Monday, October 19, 2015

The Difficulty of Tasks and Leveling Up

I've posted before about a different way of handling leveling up, so that there isn't so much number crunching to be done. I've come across a new one since then which involves slightly more math, but is quite slim and efficient.

The idea comes from Basic Fantasy RPG's optional rules section. It uses a simple table for ability check DC's that applies over all levels. The specific math doesn't matter for the sake of discussion, but if you want to know, it looks like this:

Character Level               Ability Check DC
1                                        17
2-3                                      16  
4-5                                      15  
6-7                                      14 
...                                        ... 
20                                        7 

The assumption here is that a DC's static value doesn't change with the task being attempted, but rather with character level. Characters will get better at doing things as they level up. Much better in the long run, but that covers all twenty levels, so it isn't very dramatic from one level to the next. BFRPG only suggests it for ability checks. I would add skill checks to this as well, just to make things as cohesive and simple as possible.
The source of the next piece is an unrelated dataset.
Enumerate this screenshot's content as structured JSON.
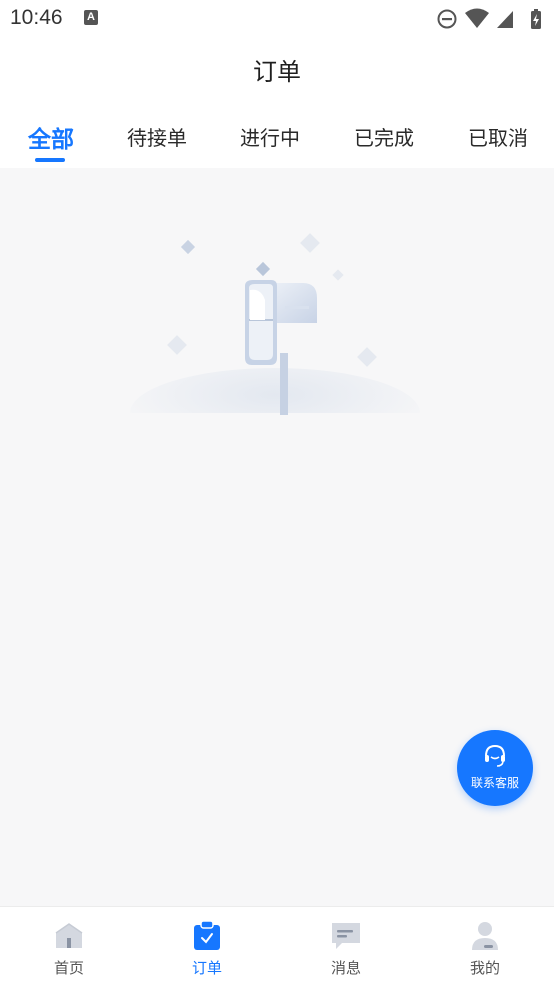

So, climbing that sheer cliff becomes easier and easier as you level up. And the same goes for smithing that cool sword, or tracking those goblins through the woods.

I've come to love the advantage/disadvantage rule from D&D 5th as a way of quickly and easily adjudicating whether something is easier or harder than usual. That combined with this DC list is actually a very nice way of determining the target number for anything outside of combat.
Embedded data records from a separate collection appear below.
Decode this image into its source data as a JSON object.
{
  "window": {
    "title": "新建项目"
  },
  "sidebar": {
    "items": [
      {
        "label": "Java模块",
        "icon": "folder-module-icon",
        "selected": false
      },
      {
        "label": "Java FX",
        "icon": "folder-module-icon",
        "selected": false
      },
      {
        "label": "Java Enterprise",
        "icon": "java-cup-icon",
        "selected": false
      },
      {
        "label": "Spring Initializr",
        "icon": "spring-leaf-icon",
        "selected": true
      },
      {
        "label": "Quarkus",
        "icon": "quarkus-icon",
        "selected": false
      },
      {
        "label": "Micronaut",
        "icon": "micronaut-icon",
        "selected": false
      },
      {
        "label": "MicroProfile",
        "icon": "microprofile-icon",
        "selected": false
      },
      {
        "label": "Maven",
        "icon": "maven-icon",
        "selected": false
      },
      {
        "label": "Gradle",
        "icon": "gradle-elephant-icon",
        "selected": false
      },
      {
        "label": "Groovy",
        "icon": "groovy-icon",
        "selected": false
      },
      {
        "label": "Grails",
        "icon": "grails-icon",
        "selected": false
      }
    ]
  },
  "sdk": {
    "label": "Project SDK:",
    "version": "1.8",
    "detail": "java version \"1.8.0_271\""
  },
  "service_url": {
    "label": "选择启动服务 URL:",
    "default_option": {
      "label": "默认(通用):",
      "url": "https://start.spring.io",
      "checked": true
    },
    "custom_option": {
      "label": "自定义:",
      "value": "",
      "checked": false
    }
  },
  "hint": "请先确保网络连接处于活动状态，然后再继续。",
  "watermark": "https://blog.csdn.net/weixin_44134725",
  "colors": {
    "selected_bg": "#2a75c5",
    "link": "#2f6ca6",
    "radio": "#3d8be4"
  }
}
I guess what I'm getting at in this post and that other post from a while ago is that if you have numbers simultaneously going up on BOTH sides of the equation, then you are doing yourself and your system a disservice.

Think about it: A level 1 rogue in D&D 3.5 has roughly a +5 to lock-picking, and comes across DC 20 locks in all his dungeon exploits. That's a target number of 15 on the d20, or 30% chance of success. Then that rogue levels up and up and up and gets to level 10. Since he's been putting ranks in lock-picking a bunch, his bonus to that is now +15. But all the locks he comes across are now DC 30. So what is the target number on the d20? Still 15! That means this rogue still only has a 30% chance of picking the locks he comes across.

In fact, this was even more egregious in the DMG for 3.5 and 4th edition D&D, where the authors gave you a table for appropriate DCs for things as the characters leveled up, which got harder instead of easier for the same tasks and checks. So climbing a rock wall for level 1 characters was a DC 15 climb check, and THE SAME ROCK WALL for level 20 characters was a DC 25 climb check.

I'd go so far as to say that this encourages bad DMing habits. After all, if locks keep getting harder and harder to pick, then simple locked doors are as appropriate a challenge for level 10 characters as they are for level 1 characters, right?

WRONG! If your level 10 characters are still sneaking up to doors in dungeons and banking on a good roll to pick a lock without alerting wandering monsters, then you haven't delved into the true potential that is high level RPG play.

That level 10 rogue should be able to pick that lock no problem (or at least with much LESS problem than his level 1 self). But that shouldn't be all he has to do. This time around, there is an encounter going on in the room that the rest of the party is trying to shield him from, and the walls are slowly closing in so time is an issue, and there's contact poison on the doorknob so a failed check results in paralysis.

THAT'S the difference between the locked doors in front of a level 1 rogue and a level 10 rogue.